Another full day crashes to its weary end. It started with my discovery of my phone not working. It turns out that when Swisscom sent me five copies of my internet contract, one of them was actually a phone contract – identical in every way except for the one word near the top. I threw it away assuming it was the overzealous Swiss bureaucracy at work while I was on vacation (that’s how they here refer to my time in the US). Once this was all untangled, I exhumed the document, scanned and emailed it to said bureaucrats.
From there we hurried off to Ikea, with a quick swing by Lugano for sightseeing waylaid by snarly traffic. Our Swedish sausage lunch highlight was the pregnant girl standing at the standing table next to us. I swear she was about 12 and definitely pregnant. She was there with her 10 year old sister and mother who was younger than I. I would have sworn she were prepubescent but I remember enough ninth grade biology to know that pregnancy is a strong counter-indicator. These kids nowadays! We ripped through the kitchen section in record time, fully equipping two kitchens in under half an hour. But once we hit the curtains we came to a full stop. After staring at the assorted samples for way too long and wondering why they were all 3 meters long when no window is that high, we agreed that we are not genetically equipped to buy curtains and immediately began thinking of women we could cajole into going to Ikea to pick them out.
It was when we got home, however, that the real craziness began. I had scheduled an electrician to come tomorrow morning but then my dad pointed out that Hannes could probably do whatever the electrician was going to charge 100 CHF an hour to do. I called Hannes quickly to make sure before calling the electrician. Since my phone wasn’t working, this involved a combination of cell phone and computer to make the calls. Mmeanwhile, the contractors started descending. Firstly, Signor Nicola, a painter came by. He was talking to my dad while I was on the phone. I couldn’t tell what was going on with his linguistic skills as he was speaking a German that was both broken and in a very heavy dialect. He must have been taught only a little German and by someone high in the mountains. He and my father barely understood each other. It turned out that Italian was far easier as he was a jolly and patient man, willing to say some things twice. He spent about an hour, asking all kinds of questions that Leandro never did, getting into all kinds of nuances like the ceiling above the balcony. Towards the end he called up a coworker (I think who works for the paint company) who burned a tiny patch of the house and then peered at it through a magnifying glass.
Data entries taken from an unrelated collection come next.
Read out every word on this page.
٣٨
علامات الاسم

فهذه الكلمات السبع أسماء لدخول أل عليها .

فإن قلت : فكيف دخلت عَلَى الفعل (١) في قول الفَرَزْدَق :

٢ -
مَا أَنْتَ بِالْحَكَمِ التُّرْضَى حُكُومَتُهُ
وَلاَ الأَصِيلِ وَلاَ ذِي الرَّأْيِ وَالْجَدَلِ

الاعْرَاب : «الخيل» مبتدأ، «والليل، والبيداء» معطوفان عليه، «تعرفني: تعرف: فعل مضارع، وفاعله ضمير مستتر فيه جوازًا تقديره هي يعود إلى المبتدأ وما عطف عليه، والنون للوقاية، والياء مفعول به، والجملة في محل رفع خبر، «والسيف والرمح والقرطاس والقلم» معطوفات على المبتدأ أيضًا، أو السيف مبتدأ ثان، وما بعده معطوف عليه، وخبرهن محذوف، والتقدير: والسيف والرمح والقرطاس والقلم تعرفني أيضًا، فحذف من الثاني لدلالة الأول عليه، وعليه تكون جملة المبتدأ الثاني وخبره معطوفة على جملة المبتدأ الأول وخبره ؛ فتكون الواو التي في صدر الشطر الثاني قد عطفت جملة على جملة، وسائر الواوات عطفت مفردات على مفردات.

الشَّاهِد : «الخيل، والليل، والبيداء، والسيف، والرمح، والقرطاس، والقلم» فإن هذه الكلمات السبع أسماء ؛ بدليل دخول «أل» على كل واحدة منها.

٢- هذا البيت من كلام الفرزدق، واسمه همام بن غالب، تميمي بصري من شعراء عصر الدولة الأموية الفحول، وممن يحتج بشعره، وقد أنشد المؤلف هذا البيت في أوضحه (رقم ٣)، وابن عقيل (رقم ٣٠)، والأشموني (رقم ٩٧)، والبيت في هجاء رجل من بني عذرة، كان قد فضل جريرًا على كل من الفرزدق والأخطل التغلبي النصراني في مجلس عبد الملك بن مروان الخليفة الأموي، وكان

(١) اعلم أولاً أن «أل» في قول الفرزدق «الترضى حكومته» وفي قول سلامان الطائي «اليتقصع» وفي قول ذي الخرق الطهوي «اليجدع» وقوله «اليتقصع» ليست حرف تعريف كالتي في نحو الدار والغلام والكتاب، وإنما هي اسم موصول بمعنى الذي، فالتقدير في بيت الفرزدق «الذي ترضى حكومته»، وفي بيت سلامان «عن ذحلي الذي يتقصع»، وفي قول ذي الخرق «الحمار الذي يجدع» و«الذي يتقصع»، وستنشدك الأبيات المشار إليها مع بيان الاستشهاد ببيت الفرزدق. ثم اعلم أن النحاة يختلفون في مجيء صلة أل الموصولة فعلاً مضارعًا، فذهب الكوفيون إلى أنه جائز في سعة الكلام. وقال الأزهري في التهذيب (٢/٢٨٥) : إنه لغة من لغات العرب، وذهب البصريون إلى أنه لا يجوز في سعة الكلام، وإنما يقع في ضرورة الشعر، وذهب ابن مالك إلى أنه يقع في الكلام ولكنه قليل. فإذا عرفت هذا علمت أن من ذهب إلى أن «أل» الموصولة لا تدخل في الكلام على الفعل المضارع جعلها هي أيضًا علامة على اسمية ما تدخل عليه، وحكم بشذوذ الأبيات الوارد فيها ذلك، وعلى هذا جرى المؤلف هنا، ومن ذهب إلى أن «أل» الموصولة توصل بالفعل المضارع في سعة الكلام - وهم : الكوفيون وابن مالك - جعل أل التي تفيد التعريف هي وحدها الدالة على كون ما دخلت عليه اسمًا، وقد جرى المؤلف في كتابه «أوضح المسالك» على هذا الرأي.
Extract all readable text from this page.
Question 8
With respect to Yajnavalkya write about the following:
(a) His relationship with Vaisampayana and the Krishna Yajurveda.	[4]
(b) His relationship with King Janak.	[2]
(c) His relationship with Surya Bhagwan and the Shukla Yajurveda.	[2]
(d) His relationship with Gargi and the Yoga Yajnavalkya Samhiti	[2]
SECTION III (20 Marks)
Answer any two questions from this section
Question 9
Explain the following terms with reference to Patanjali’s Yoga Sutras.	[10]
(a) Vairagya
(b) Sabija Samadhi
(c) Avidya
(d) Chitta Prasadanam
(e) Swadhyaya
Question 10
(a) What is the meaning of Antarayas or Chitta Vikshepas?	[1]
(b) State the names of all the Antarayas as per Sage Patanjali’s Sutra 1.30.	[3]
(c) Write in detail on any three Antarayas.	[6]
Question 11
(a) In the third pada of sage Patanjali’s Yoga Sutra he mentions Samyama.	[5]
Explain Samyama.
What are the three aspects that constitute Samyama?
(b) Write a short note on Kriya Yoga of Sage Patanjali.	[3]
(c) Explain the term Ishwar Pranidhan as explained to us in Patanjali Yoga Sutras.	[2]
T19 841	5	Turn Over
Then he poured water on the house and measured how far the water spilled and tested its Ph balance. I’m not sure how scientific it all was, but it looked pretty cool. Nicola will get me an estimate by Friday but he gave me to believe it would be about half of what Leandro bid. I really don’t understand how these bids can vary so widely.
Meanwhile the stoner gardener from Croatia showed up. Wasic has long blonde hair and wore a leather jacket and responded to anything I said about 3 seconds after most people would. Dude, wo ist dein Auto? I showed him the yard and he would point at certain plants and say their names (which usually I didn’t understand) and then tell me what needed to happen to them. I got a pretty decent sense of what he would do both now to prepare for spring and then next year over the course of the year. But the bottom line seemed to be that next year, over the course of the “season” (which is 8 months), he would come by twice a month for two hours each time for 2500 CHF. As far as I could figure it, this would be about 78 CHF per hour! That seems a bit much for gardening.
Meanwhile Mauro came home. This is the first time he’s been here since we’ve been here. As the contractors faded away into the dusk, Mauro came upstairs as my dad and I were making dinner. He joined us for our sausages, pasta, salad, and insanely good bread that Ines turned us on to. (And now we know where to buy it!) I had to carry the conversation at first, but it’s amazing how wine improved Mauro’s English and German and my dad’s Italian. By the end I think they were debating strategies for addressing the financial crisis.